Yaşam

Türkiye'de çocuklar dışarıda oyun oynayabiliyor mu?

Uluslararası kuruluşlar, bilim insanları ve öğretmenler hemfikir: Çocuklar dışarıda oynamalı! Öyle ki Birleşmiş Milletler (BM) Çocuk Hakları Sözleşmesi çocukların oyun hakkını güvence altına alıyor. Ancak Türkiye'deki tablo buna çok uygun gözükmüyor.

Türkiye'de çocuklar dışarıda oyun oynayabiliyor mu?
07-12-2024 13:05
Getty ImagesYeteri kadar fiziksel aktivite yapmayan çocuklarda obezite yaygınlaşıyor. Türkiye'de her on çocuktan biri obezite riskiyle karşı karşıya.

Uluslararası kuruluşlar, bilim insanları ve öğretmenler hemfikir: Çocuklar dışarıda oynamalı!

Öyle ki Birleşmiş Milletler (BM) Çocuk Hakları Sözleşmesi çocukların oyun hakkını güvence altına alıyor.

Ancak Türkiye'deki tablo buna çok uygun gözükmüyor.

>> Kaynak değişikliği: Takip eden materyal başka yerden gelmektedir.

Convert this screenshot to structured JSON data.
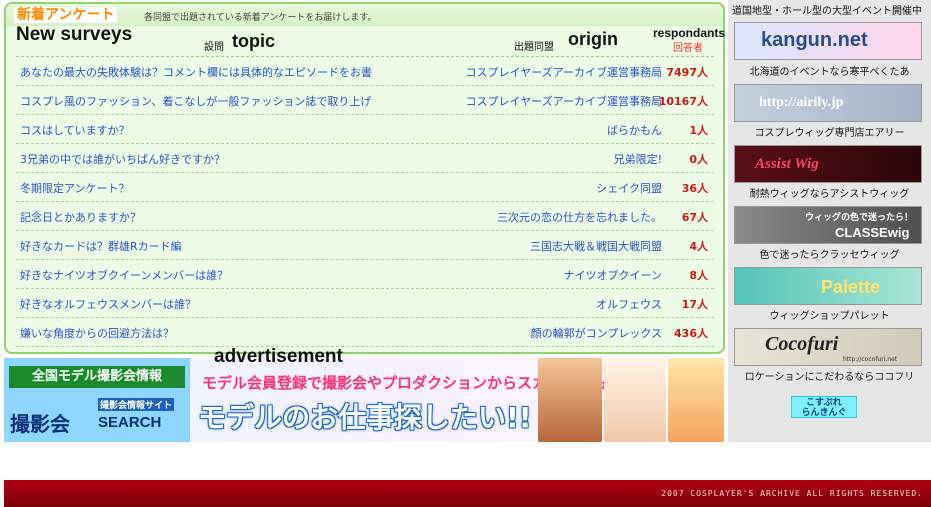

Türkiye'deki 22 milyondan fazla çocuğun yaklaşık yüzde 90'ı kentlerde yaşıyor.

Araştırmalar Türkiye'de 11-17 yaş aralığındaki erkek çocukların yaklaşık yüzde 76'sının, kız çocuklarının ise yüzde 85'inin fiziksel olarak yeterince aktif olmadığına işaret ediyor.

Türkiye'de yeşil alanlara erişimde yaşanan sorunlarla birlikte, çocuk parklarının kalitesi de dışarda oyun oynamayı zorlaştırıyor.

Çocukların dışarıda olma halinin yalnızca parklarla sınırlı olmadığı, kaldırımlardan sokaklara kentlerin çocuklar düşünülerek planlanması gerektiği de belirtiliyor.

Çocukların dışarı çıkmamasında trafik, güvenlik, hava kirliliği ve farklı ebeveyn endişeleri de etkili olabiliyor.

Annelerin çocuklarıyla yalnız çıktıklarında güvende hissetmelerinin çocukların dışarıda geçirdiği süreye katkıda bulunduğu belirtiliyor.

Kentlerde kişi başına ne kadar yeşil alan düşüyor?

Çevre, Şehircilik ve İklim Değişikliği Bakanlığına göre Türkiye'de kişi başına düşen ağaçlık yeşil alan miktarı 2024'te ortalama 12,63 metrekare olarak ölçüldü.

Ancak bu miktar, kentten kente ve ilçeden ilçeye büyük ölçüde değişiyor.

Örneğin İstanbul Büyükşehir Belediyesinin 2022 yılında yaptığı ölçümlere göre İstanbul'da kişi başına düşen yeşil alan miktarı ortalama 7,7 metrekare.

Bazı ilçelerde bu alan bir metrekareye kadar düşerken, bazı çok düşük nüfuslu ilçelerde 20 metrekareyi geçebiliyor.

İzmir Yüksek Teknoloji Enstitüsü, Şehir ve Bölge Planlama Bölümü tarafından yapılan bir çalışmada İzmir için bu ortalama 2,2 metrekare olarak ifade ediliyor.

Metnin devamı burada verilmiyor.